While I normally post about running and training, with the death of Muhammad Ali, I felt the need to post on this today. It’s been on my mind for most of the day, and has kept me from really plunging into anything else. I remember watching the fights toward the tail end of his career (thanks to ABC’s Wide World of Sports), and I remember the kind of stature he held among boxing fans, even in the twilight of his fighting days.
I held him in pretty high esteem then and ever since, despite his flaws.
With his death, there have been lots of stories in the media about how truly noteworthy he was. Of course, anytime something is posted online, people feel the need to comment. Some offer thought-provoking insight, while others simply flame away without regard to fact.
One comment in particular caught my attention. It was from a person who remains incensed over the boxer’s decision to not report for military duty when his draft number came up. The guy ranted for a couple of paragraphs on how Ali was a draft-dodging traitor, an ungrateful citizen, and much worse.
Whatever you think about Muhammad Ali (then Cassius Clay), the man was not a draft-dodger in my eyes.
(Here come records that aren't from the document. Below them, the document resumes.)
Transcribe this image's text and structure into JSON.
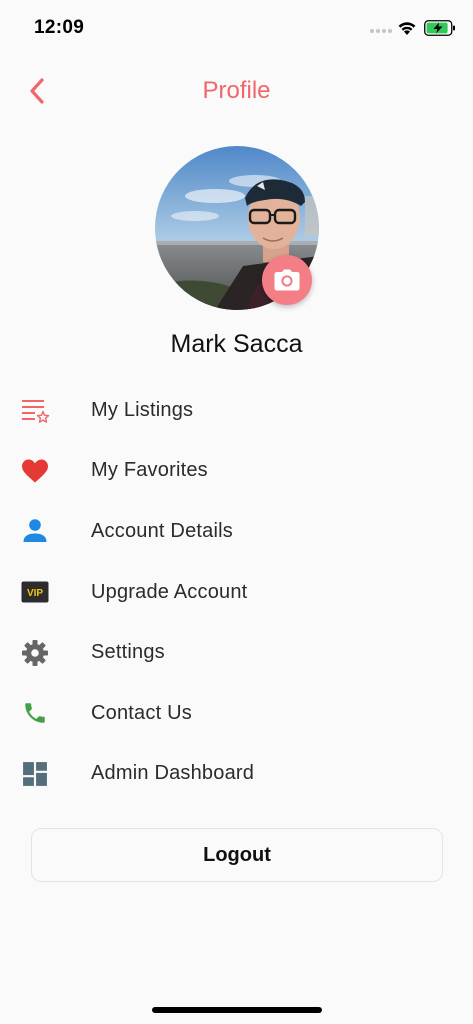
{
  "status_bar": {
    "time": "12:09",
    "icons": [
      "signal-icon",
      "wifi-icon",
      "battery-charging-icon"
    ]
  },
  "header": {
    "title": "Profile",
    "back_icon": "chevron-left-icon"
  },
  "profile": {
    "name": "Mark Sacca",
    "camera_icon": "camera-icon"
  },
  "menu": {
    "items": [
      {
        "label": "My Listings",
        "icon": "listings-star-icon",
        "color": "#f2666a"
      },
      {
        "label": "My Favorites",
        "icon": "heart-icon",
        "color": "#e53935"
      },
      {
        "label": "Account Details",
        "icon": "person-icon",
        "color": "#1e88e5"
      },
      {
        "label": "Upgrade Account",
        "icon": "vip-icon",
        "color": "#f5c518"
      },
      {
        "label": "Settings",
        "icon": "gear-icon",
        "color": "#666666"
      },
      {
        "label": "Contact Us",
        "icon": "phone-icon",
        "color": "#43a047"
      },
      {
        "label": "Admin Dashboard",
        "icon": "dashboard-icon",
        "color": "#546e7a"
      }
    ]
  },
  "logout": {
    "label": "Logout"
  },
  "colors": {
    "accent": "#f2666a",
    "camera_button": "#f47e85",
    "background": "#fafafa"
  }
}
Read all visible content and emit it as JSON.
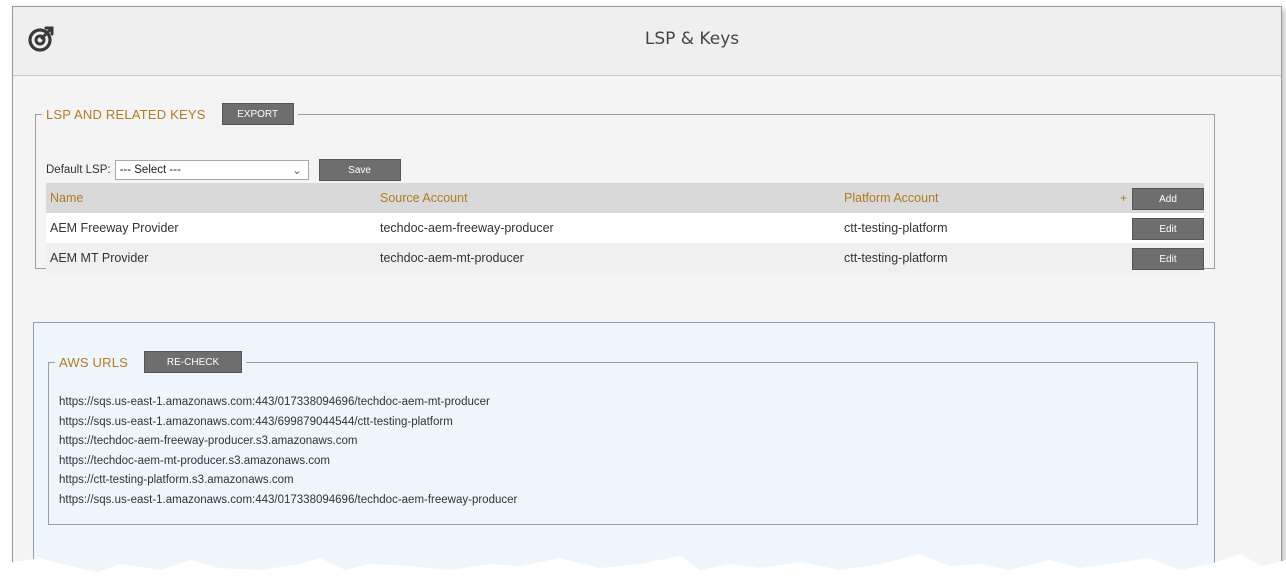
{
  "header": {
    "title": "LSP & Keys"
  },
  "lsp": {
    "legend": "LSP AND RELATED KEYS",
    "export_label": "EXPORT",
    "default_label": "Default LSP:",
    "select_value": "--- Select ---",
    "save_label": "Save",
    "columns": {
      "name": "Name",
      "source": "Source Account",
      "platform": "Platform Account"
    },
    "plus": "+",
    "add_label": "Add",
    "rows": [
      {
        "name": "AEM Freeway Provider",
        "source": "techdoc-aem-freeway-producer",
        "platform": "ctt-testing-platform",
        "action": "Edit"
      },
      {
        "name": "AEM MT Provider",
        "source": "techdoc-aem-mt-producer",
        "platform": "ctt-testing-platform",
        "action": "Edit"
      }
    ]
  },
  "aws": {
    "legend": "AWS URLS",
    "recheck_label": "RE-CHECK",
    "urls": [
      "https://sqs.us-east-1.amazonaws.com:443/017338094696/techdoc-aem-mt-producer",
      "https://sqs.us-east-1.amazonaws.com:443/699879044544/ctt-testing-platform",
      "https://techdoc-aem-freeway-producer.s3.amazonaws.com",
      "https://techdoc-aem-mt-producer.s3.amazonaws.com",
      "https://ctt-testing-platform.s3.amazonaws.com",
      "https://sqs.us-east-1.amazonaws.com:443/017338094696/techdoc-aem-freeway-producer"
    ]
  },
  "icons": {
    "logo": "app-logo-icon",
    "dropdown": "chevron-down-icon"
  },
  "colors": {
    "accent": "#b27a26",
    "button": "#6e6e6e",
    "aws_panel_bg": "#eef5fb"
  }
}
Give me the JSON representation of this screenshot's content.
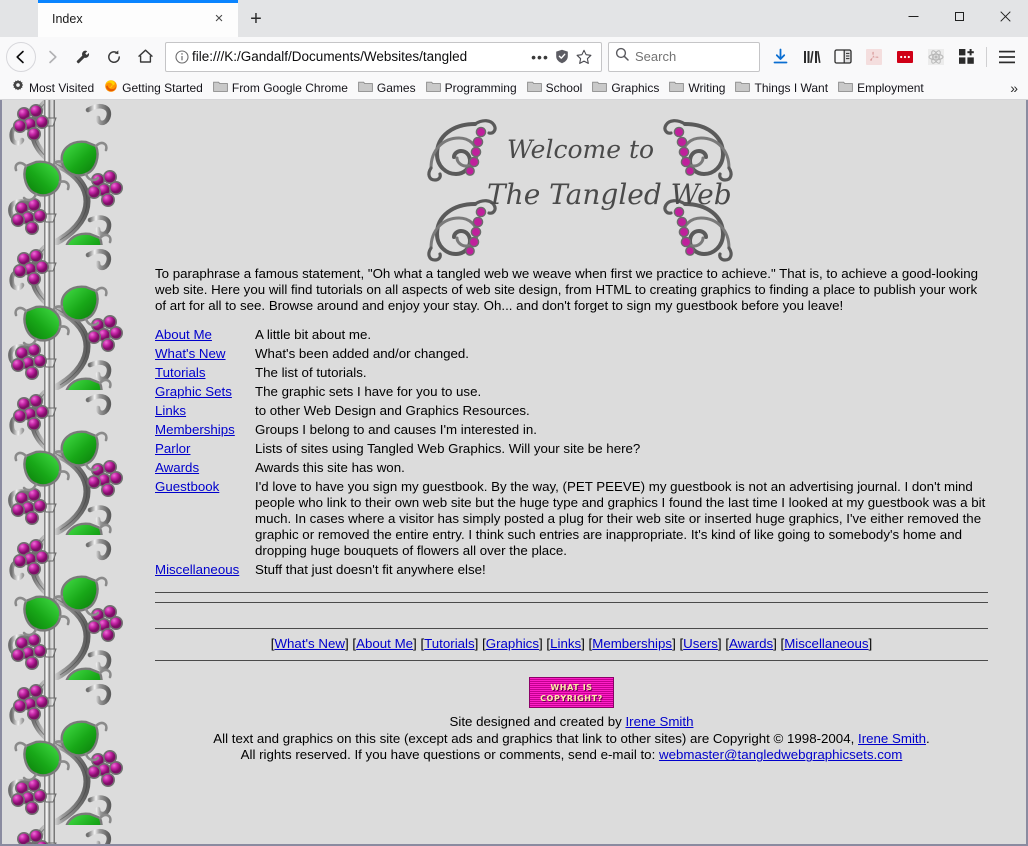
{
  "browser": {
    "tab": {
      "title": "Index",
      "close_label": "×"
    },
    "newtab_label": "+",
    "window_controls": {
      "minimize": "minimize-button",
      "maximize": "maximize-button",
      "close": "close-button"
    },
    "nav": {
      "back": "Back",
      "forward": "Forward",
      "tools": "Tools",
      "reload": "Reload",
      "home": "Home"
    },
    "url": {
      "value": "file:///K:/Gandalf/Documents/Websites/tangled",
      "identity_icon": "info-icon",
      "page_actions": "•••",
      "shield_icon": "shield-icon",
      "bookmark_icon": "star-icon"
    },
    "search": {
      "placeholder": "Search",
      "icon": "search-icon"
    },
    "toolbar_icons": [
      "downloads-icon",
      "library-icon",
      "sidebar-icon",
      "pdf-icon",
      "adblock-icon",
      "react-devtools-icon",
      "addons-icon",
      "menu-icon"
    ],
    "bookmarks": [
      {
        "label": "Most Visited",
        "icon": "gear-icon"
      },
      {
        "label": "Getting Started",
        "icon": "firefox-icon"
      },
      {
        "label": "From Google Chrome",
        "icon": "folder-icon"
      },
      {
        "label": "Games",
        "icon": "folder-icon"
      },
      {
        "label": "Programming",
        "icon": "folder-icon"
      },
      {
        "label": "School",
        "icon": "folder-icon"
      },
      {
        "label": "Graphics",
        "icon": "folder-icon"
      },
      {
        "label": "Writing",
        "icon": "folder-icon"
      },
      {
        "label": "Things I Want",
        "icon": "folder-icon"
      },
      {
        "label": "Employment",
        "icon": "folder-icon"
      }
    ],
    "bookmarks_overflow": "»"
  },
  "page": {
    "masthead": {
      "line1": "Welcome to",
      "line2": "The Tangled Web",
      "ornament": "scrollwork-vine-ornament"
    },
    "intro": "To paraphrase a famous statement, \"Oh what a tangled web we weave when first we practice to achieve.\" That is, to achieve a good-looking web site. Here you will find tutorials on all aspects of web site design, from HTML to creating graphics to finding a place to publish your work of art for all to see. Browse around and enjoy your stay. Oh... and don't forget to sign my guestbook before you leave!",
    "nav_rows": [
      {
        "link": "About Me",
        "desc": "A little bit about me."
      },
      {
        "link": "What's New",
        "desc": "What's been added and/or changed."
      },
      {
        "link": "Tutorials",
        "desc": "The list of tutorials."
      },
      {
        "link": "Graphic Sets",
        "desc": "The graphic sets I have for you to use."
      },
      {
        "link": "Links",
        "desc": "to other Web Design and Graphics Resources."
      },
      {
        "link": "Memberships",
        "desc": "Groups I belong to and causes I'm interested in."
      },
      {
        "link": "Parlor",
        "desc": "Lists of sites using Tangled Web Graphics. Will your site be here?"
      },
      {
        "link": "Awards",
        "desc": "Awards this site has won."
      },
      {
        "link": "Guestbook",
        "desc": "I'd love to have you sign my guestbook. By the way, (PET PEEVE) my guestbook is not an advertising journal. I don't mind people who link to their own web site but the huge type and graphics I found the last time I looked at my guestbook was a bit much. In cases where a visitor has simply posted a plug for their web site or inserted huge graphics, I've either removed the graphic or removed the entire entry. I think such entries are inappropriate. It's kind of like going to somebody's home and dropping huge bouquets of flowers all over the place."
      },
      {
        "link": "Miscellaneous",
        "desc": "Stuff that just doesn't fit anywhere else!"
      }
    ],
    "footer_nav": {
      "open_bracket": "[",
      "close_bracket": "]",
      "items": [
        "What's New",
        "About Me",
        "Tutorials",
        "Graphics",
        "Links",
        "Memberships",
        "Users",
        "Awards",
        "Miscellaneous"
      ]
    },
    "copyright_badge": {
      "line1": "WHAT IS",
      "line2": "COPYRIGHT?",
      "alt": "what-is-copyright-banner"
    },
    "credits": {
      "line1_prefix": "Site designed and created by ",
      "line1_link": "Irene Smith",
      "line2_prefix": "All text and graphics on this site (except ads and graphics that link to other sites) are Copyright © 1998-2004, ",
      "line2_link": "Irene Smith",
      "line2_suffix": ".",
      "line3_prefix": "All rights reserved. If you have questions or comments, send e-mail to: ",
      "line3_link": "webmaster@tangledwebgraphicsets.com"
    }
  },
  "colors": {
    "page_background": "#dcdcdc",
    "link": "#0000cc",
    "text": "#000000",
    "rule": "#4a4a4a",
    "badge_pink": "#ff1ec8",
    "badge_text": "#ffe9a8",
    "vine_silver": "#b8b8b8",
    "vine_berry": "#c020a0",
    "vine_leaf": "#18a818",
    "tab_accent": "#0a84ff"
  }
}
Our American system gave him two options: report or pay the price. He chose to pay the price, and I respect his willingness to stand up for what he believed.
People who fled the country instead of serving were draft dodgers. People who abused the system to get deferment after deferment were draft dodgers. People who used political connections to ensure they didn’t have to serve were draft dodgers.
Those people who cowered behind borders or behind the system deserve the vitriol. A man who stands up for his beliefs and owns his actions deserves respect, even if you don’t agree with him.
That said, I’m proud to be part of an all-volunteer force and proud that our nation doesn’t have to resort to conscription to fight our wars, even if it means we are probably a bit too fast to spend blood and treasure abroad.